Ljubljana, la capitale du plus riche des pays d’ex-Yougoslavie (PIB/hbt : 17 000 euros bruts en 2013), est un modèle en matière d’écologie. Nommée "Capitale verte de l’Europe" pour 2016, elle s’était hissée en 2009 à la 5ème place du classement Forbes des "Villes européennes les plus idylliques". Enfin, sa fréquentation touristique a progressé de 9% entre 2012 et 2013. Malgré ces atouts, les projets constructifs à Ljubljana peinent à sortir de terre. La Slovénie a plongé dans la récession en 2012 et a vu en 2013 son ratio dette publique/PIB s'élever à 71%. Il n’était que de 54,4% en 2012. La Slovénie a alors échappé de peu à un plan d’aide international pour recapitaliser ses banques, plombées par de mauvaises créances. L’année 2014 s’annonce toutefois mieux : le pays table sur une croissance de 0,5% et devrait se doter à l’automne un nouveau gouvernement de centre-gauche, soutenu par une large majorité parlementaire.
Le BTP entre crise et reprise
De cette mauvaise passe, le BTP en sort en piteux état. Le secteur devrait encore baisser de 5,2% en 2014, après des chutes de 4,7% en 2013 (à 971 millions d’euros), 16,1% en 2012 et même 22% en 2011, selon la GZS, la Chambre de commerce et de l'industrie slovène. Entre avril 2013 et avril 2014, la production a toutefois enregistré un niveau de progression record (+48,8%), selon Eurostat. Un chiffre qui n’est pas forcément signe de reprise, mais qui serait plutôt lié à une intensification momentanée des chantiers avant l’expiration de la validité des fonds européens pour la période 2007-2013. Quoi qu'il en soit, les entreprises du BTP slovènes se sont beaucoup endettées durant cette période, plusieurs faisant même faillite. Le phénomène est tel que le pays a dû faciliter l’accès de son marché aux entreprises de BTP étrangères. L’autrichien Strabag fait d’ailleurs partie des trois plus importants constructeurs sur le marché slovène aux côtés des locaux CGP et SGP Pomgrad.
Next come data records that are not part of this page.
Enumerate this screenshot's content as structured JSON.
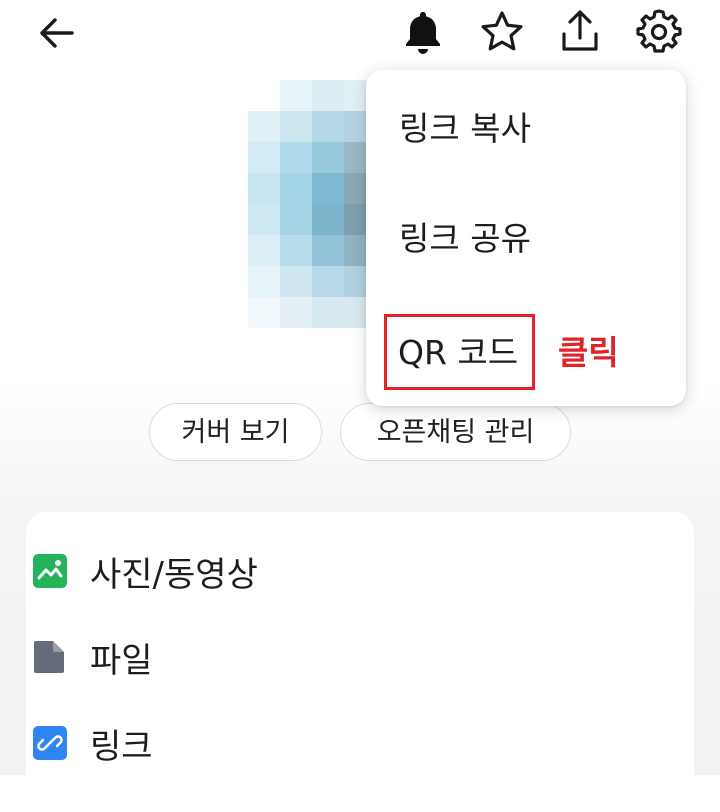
{
  "header": {
    "back_icon": "arrow-left-icon",
    "actions": [
      {
        "icon": "bell-icon"
      },
      {
        "icon": "star-icon"
      },
      {
        "icon": "share-upload-icon"
      },
      {
        "icon": "gear-icon"
      }
    ]
  },
  "profile": {
    "avatar": "blurred-profile-image"
  },
  "buttons": {
    "cover": "커버 보기",
    "manage": "오픈채팅 관리"
  },
  "menu": {
    "items": [
      {
        "label": "링크 복사"
      },
      {
        "label": "링크 공유"
      },
      {
        "label": "QR 코드"
      }
    ]
  },
  "annotation": {
    "click": "클릭",
    "color": "#e0242a"
  },
  "drawer": {
    "items": [
      {
        "label": "사진/동영상",
        "icon": "photo-icon",
        "color": "#23b35a"
      },
      {
        "label": "파일",
        "icon": "file-icon",
        "color": "#646b79"
      },
      {
        "label": "링크",
        "icon": "link-icon",
        "color": "#2f86f2"
      }
    ]
  }
}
À l’ensemble de ces facteurs vient s’ajouter une baisse des prix de l’immobilier (-12% entre 2007 et 2012, selon l’OCDE). "Il est aujourd’hui impossible de prédire si l’immobilier va poursuivre sa chute ou remonter durablement", analyse Tomaž Verbnik, directeur du certificateur français Bureau Veritas en Slovénie."De ce fait, personne n'ose se lancer et les investissements privés sont quasi inexistants".
À Ljubljana, où se concentre 13,7% de la population nationale, le phénomène s’illustre dans le cœur historique de la ville. Pourtant, les projets existent, même s’ils ne démarrent pas ou demeurent à l’état de chantier.
Slovenska cesta, une avenue en mutation

La principale avenue du centre-ville, la Slovenska cesta, fait ainsi l’objet d’un grand projet de réorganisation et de revitalisation qui s’inscrit dans le Plan de mobilité municipal. Rénovation des façades, aménagements paysagers, modernisation de l’éclairage, fermeture de certains tronçons aux voitures, élargissement des espaces dédiés aux piétons, aux cyclistes et aux bus. La ville veut se doter d’une "avenue vitrine" à haut potentiel attractif. Le long de cette artère, plusieurs projets constructifs privés de grande ampleur ont d’ailleurs été envisagés. Bien que les permis de construire aient été obtenus, la construction des bâtiments n’a pas commencé.
La "City Tower", un défi à relever

À l’extrémité nord de l’artère par exemple, non loin de la gare ferroviaire, c’est une tour de 78 mètres de haut qui se fait attendre. Appelé "City Tower", ce projet du groupe autrichien Erste Immorent, accueillera des bureaux dans ses étages et des commerces au rez-de-chaussée. Dessiné par l’architecte Boris Podrecca, basé à Vienne, et son associée Sandi Pirs, le programme consiste en une tour de 22 niveaux dotée d’une double peau en verre et conçue selon les standards énergétiques autrichiens.
Sa construction était censée démarrer en 2013. Mais tel n’a pas été le cas, faute de locataires. "Tant que la moitié des bureaux n’est pas louée, nous ne pouvons pas commencer le chantier", explique Damijan Kodelja, project manager chez Erste Group Immorent Ljubljana. Un premier appel d’offres travaux pour sélectionner les entreprises avait été lancé après l’obtention du permis de construire. "Mais les choses ont traîné, et les entreprises sélectionnées, depuis, ont fait faillite ou ne sont plus en mesure de répondre à la commande, poursuit Damijan Kodelja. Nous lancerons un second appel d’offres et restons ouverts à toute proposition d’investissement ou de rachat."
Sans qu’aucune date ne soit avancée, Immorent affirme que la "City Tower" se fera, et ce, selon les plans initiaux.
Le "Centre Šumi" se fait désirer
Un kilomètre plus au sud, face au théâtre national d’art dramatique, un grand chantier marque l’avenue. Sur ce site doit être construit le nouveau "Centre Šumi", en lieu et place d’une ancienne usine de confiserie bâtie en 1876 et détruite en 2006. Le projet a plusieurs fois changé de visages. Sur le site internet qui lui est dédié, KD Kvart, le gestionnaire de biens immobiliers de l’investisseur KD Group, le décrit comme un bâtiment de très haut standing de plus de 45 000 m2 à usage résidentiel (89 logements) et commercial. Il indique également qu’il sera réalisé pour 2016, ce qui est très peu probable.
Aux dernières nouvelles, la société immobilière serait entrée en négociations avec un grand investisseur étranger – dont l’identité n’a pas été révélée – pour finaliser le projet.
"Tobacna City", bientôt une ville dans la ville ?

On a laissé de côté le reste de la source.